Flunitrazepam: From Sedative-Hypnotic to Insomnia
One-Sentence Summary
Flunitrazepam (Rohypnol) is a high-potency benzodiazepine historically approved in several European countries as a sedative-hypnotic during the 1970s–1990s, but currently not marketed in the Netherlands and carrying no CBG-MEB authorization. The TxGNN model predicts it may be effective for Insomnia, with 1 clinical trial and 11 publications currently supporting this direction — though this largely confirms established pharmacology rather than identifying a genuinely novel repurposing target. A secondary finding of independent clinical interest is the prediction for Alcohol Withdrawal Delirium (Rank 6, Evidence Level L3), which is supported by direct clinical evidence from ICU practice.
Quick Overview
| Item | Content |
|---|---|
| Original Indication | Sedative-hypnotic; historically approved in Europe for insomnia and procedural sedation (1970s–1990s) |
| Predicted New Indication | Insomnia |
| TxGNN Prediction Score | 99.89% |
| Evidence Level | L3 |
| NL Market Status | Not marketed |
| Number of Authorizations | 0 |
| Recommended Decision | Hold |
Why is This Prediction Reasonable?
Currently, detailed mechanism of action data is not available in this Evidence Pack. Based on established pharmacological knowledge, flunitrazepam belongs to the 1,4-benzodiazepine class and acts as a positive allosteric modulator of the GABA-A receptor at the benzodiazepine binding site. By increasing the frequency of chloride ion channel opening in response to GABA, it suppresses central nervous system over-excitation — the direct pharmacological basis for sedation, muscle relaxation, anxiolysis, and hypnosis. At approximately 5–10 times the potency of diazepam, its sleep-promoting effects are among the most pronounced within the benzodiazepine class.

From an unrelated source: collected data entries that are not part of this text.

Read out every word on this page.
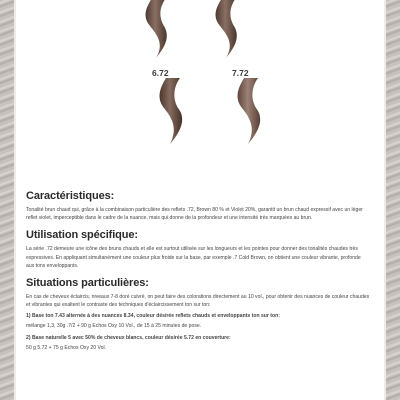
6.72	7.72
Caractéristiques:
Tonalité brun chaud qui, grâce à la combinaison particulière des reflets .72, Brown 80 % et Violet 20%, garantit un brun chaud expressif avec un léger reflet violet, imperceptible dans le cadre de la nuance, mais qui donne de la profondeur et une intensité très marquées au brun.
Utilisation spécifique:
La série .72 demeure une icône des bruns chauds et elle est surtout utilisée sur les longueurs et les pointes pour donner des tonalités chaudes très expressives. En appliquant simultanément une couleur plus froide sur la base, par exemple .7 Cold Brown, on obtient une couleur vibrante, profonde aux tons enveloppants.
Situations particulières:
En cas de cheveux éclaircis, niveaux 7-8 doré cuivré, on peut faire des colorations directement au 10 vol., pour obtenir des nuances de couleur chaudes et vibrantes qui exaltent le contraste des techniques d'éclaircissement ton sur ton:
1) Base ton 7.43 alternée à des nuances 8.34, couleur désirée reflets chauds et enveloppants ton sur ton:
mélange 1,3, 30g .7/2 + 90 g Echos Oxy 10 Vol., de 15 à 25 minutes de pose.
2) Base naturelle 5 avec 50% de cheveux blancs, couleur désirée 5.72 en couverture:
50 g 5.72 + 75 g Echos Oxy 20 Vol.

The TxGNN prediction for insomnia is therefore not a novel repurposing hypothesis but a validation of the drug’s own historical approved indication. Multiple sleep laboratory and comparative clinical studies have confirmed flunitrazepam’s efficacy in reducing sleep latency, increasing Stage 2 sleep duration, and improving subjective sleep quality (PMID 8519370, PMID 14722706). A large-scale randomised study comparing flunitrazepam, zopiclone, triazolam, and placebo across 1,507 insomniac patients further documented its clinical effectiveness. Importantly, rebound insomnia upon withdrawal — a known class effect — has also been specifically characterised for flunitrazepam (PMID 430730, PMID 684426), highlighting the risk-benefit complexity of its use.

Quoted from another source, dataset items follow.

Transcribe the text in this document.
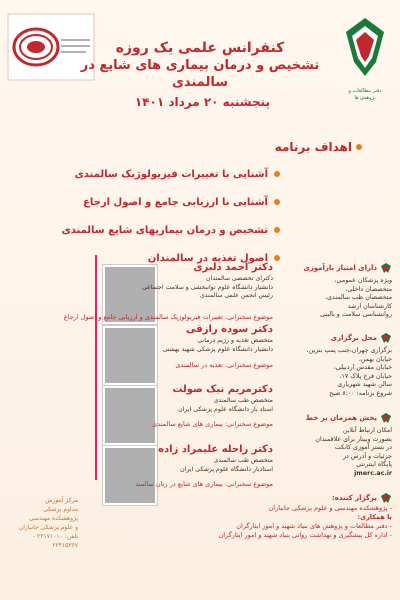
کنفرانس علمی یک روزه
تشخیص و درمان بیماری های شایع در سالمندی
پنجشنبه ۲۰ مرداد ۱۴۰۱
دفتر مطالعات و پژوهش ها
اهداف برنامه
آشنایی با تغییرات فیزیولوژیک سالمندی
آشنایی با ارزیابی جامع و اصول ارجاع
تشخیص و درمان بیماریهای شایع سالمندی
اصول تغذیه در سالمندان
دکتر احمد دلبری
دکترای تخصصی سالمندان
دانشیار دانشگاه علوم توانبخشی و سلامت اجتماعی
رئیس انجمن علمی سالمندی
موضوع سخنرانی: تغییرات فیزیولوژیک سالمندی و ارزیابی جامع و اصول ارجاع
دکتر سوده رازقی
متخصص تغذیه و رژیم درمانی
دانشیار دانشگاه علوم پزشکی شهید بهشتی
موضوع سخنرانی: تغذیه در سالمندی
دکترمریم نیک صولت
متخصص طب سالمندی
استاد یار دانشگاه علوم پزشکی ایران
موضوع سخنرانی: بیماری های شایع سالمندی
دکتر راحله علیمراد زاده
متخصص طب سالمندی
استادیار دانشگاه علوم پزشکی ایران
موضوع سخنرانی: بیماری های شایع در زنان سالمند
دارای امتیاز بازآموزی
ویژه پزشکان عمومی،
متخصصان داخلی،
متخصصان طب سالمندی،
کارشناسان ارشد
روانشناسی سلامت و بالینی
محل برگزاری
برگزاری چهران،جنب پمپ بنزین،
خیابان بهمن،
خیابان مقدس اردبیلی،
خیابان فرخ پلاک ۱۷،
سالن شهید شهریاری
شروع برنامه: ۸:۰۰ صبح
پخش همزمان بر خط
امکان ارتباط آنلاین
بصورت وبینار برای علاقمندان
در بستر آموزی کانکت
جزئیات و آدرس در
پایگاه اینترنتی
jmerc.ac.ir
مرکز آموزش
مداوم پزشکی
پژوهشکده مهندسی
و علوم پزشکی جانبازان
تلفن: ۲۲۱۷۱۰۱۰ - ۲۲۴۱۵۳۶۷
برگزار کننده:
- پژوهشکده مهندسی و علوم پزشکی جانبازان
با همکاری:
- دفتر مطالعات و پژوهش های بنیاد شهید و امور ایثارگران
- اداره کل پیشگیری و بهداشت روانی بنیاد شهید و امور ایثارگران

The clinical development context has, however, fundamentally changed since the drug’s European approval era. Due to its extreme abuse potential as a drug used in drug-facilitated sexual assault, high physical dependence liability, anterograde amnesic effects, and dangerous interaction with alcohol, flunitrazepam has been withdrawn or severely restricted across most jurisdictions. In the Netherlands, it holds no CBG-MEB authorisation and is not commercially available. Any development pathway for insomnia faces an insurmountable regulatory and public safety barrier, given the ready availability of multiple safer registered alternatives (temazepam, zolpidem, zopiclone).
Clinical Trial Evidence
| Trial Number | Phase | Status | Enrollment | Key Findings |
|---|---|---|---|---|
| NCT02648776 | N/A | Unknown | 1,400 | Prospective cohort study at a Taiwanese academic medical centre assessing risk-benefit of hypnotic agents in elderly patients with sleep disorders. Examines medication use patterns, pharmacokinetic/pharmacogenetic characteristics, and clinical, economic, and humanistic outcomes. Flunitrazepam is not explicitly listed as a primary study drug; relevance is at benzodiazepine class level only. |
Literature Evidence
| PMID | Year | Type | Journal | Key Findings |
|---|---|---|---|---|
| 20171127 | 2010 | Comparative Clinical Study | Sleep Medicine Reviews | Systematic review of hypnotic drugs’ effects on body balance and standing steadiness; flunitrazepam implicated in fall risk and hip fractures when patients wake at night or in the morning |
| 8519370 | 1993 | Comparative Clinical Study | European Respiratory Journal | Compared single doses of zolpidem 10 mg, triazolam 0.25 mg, and flunitrazepam 1 mg in 12 hypercapnic severe COPD patients complaining of insomnia; assessed arterial blood gases and breathing control alongside hypnotic efficacy |
| 2883822 | 1986 | Clinical Review | Acta Psychiatrica Scandinavica (Supplement) | Reviewed pharmacodynamic changes in benzodiazepines during normal ageing; controlled studies with diazepam, temazepam, nitrazepam, and flunitrazepam consistently showed 2–3 fold increased response in healthy elderly subjects |
| 430730 | 1979 | Clinical Observation | JAMA | Fifteen sleep laboratory studies evaluating five benzodiazepines including flunitrazepam; rebound insomnia (worsening of sleep vs. baseline) documented following withdrawal, attributed to short and intermediate half-lives |
| 684426 | 1978 | Clinical Observation | Science | First description of rebound insomnia as a new clinical syndrome following withdrawal of three benzodiazepine hypnotics including flunitrazepam; benzodiazepine receptor hypothesis proposed involving lag in endogenous ligand replacement |
| 14722706 | 2004 | Animal Study | Psychopharmacology | Evaluated flunitrazepam and two other hypnotics in a sleep-disturbed rat model; new sleep disturbance model validated for estimating hypnotic drug characteristics |
| 6114852 | 1981 | Drug Review | Drugs | Comprehensive review of triazolam pharmacological properties and therapeutic efficacy for insomnia; flunitrazepam discussed as a longer-acting comparator, with triazolam favoured due to shorter half-life and reduced next-day impairment |
| 2883820 | 1986 | Clinical Review | Acta Psychiatrica Scandinavica (Supplement) | Review of clinical indications for use of hypnotics and need for pharmacokinetic diversity; discusses positioning of flunitrazepam relative to other benzodiazepines based on elimination half-life and distribution profile |
Netherlands Market Information
Flunitrazepam currently holds no CBG-MEB marketing authorizations in the Netherlands. There are no registered pharmaceutical products containing flunitrazepam available through Dutch dispensing channels, and no dosage forms are authorized for any route of administration.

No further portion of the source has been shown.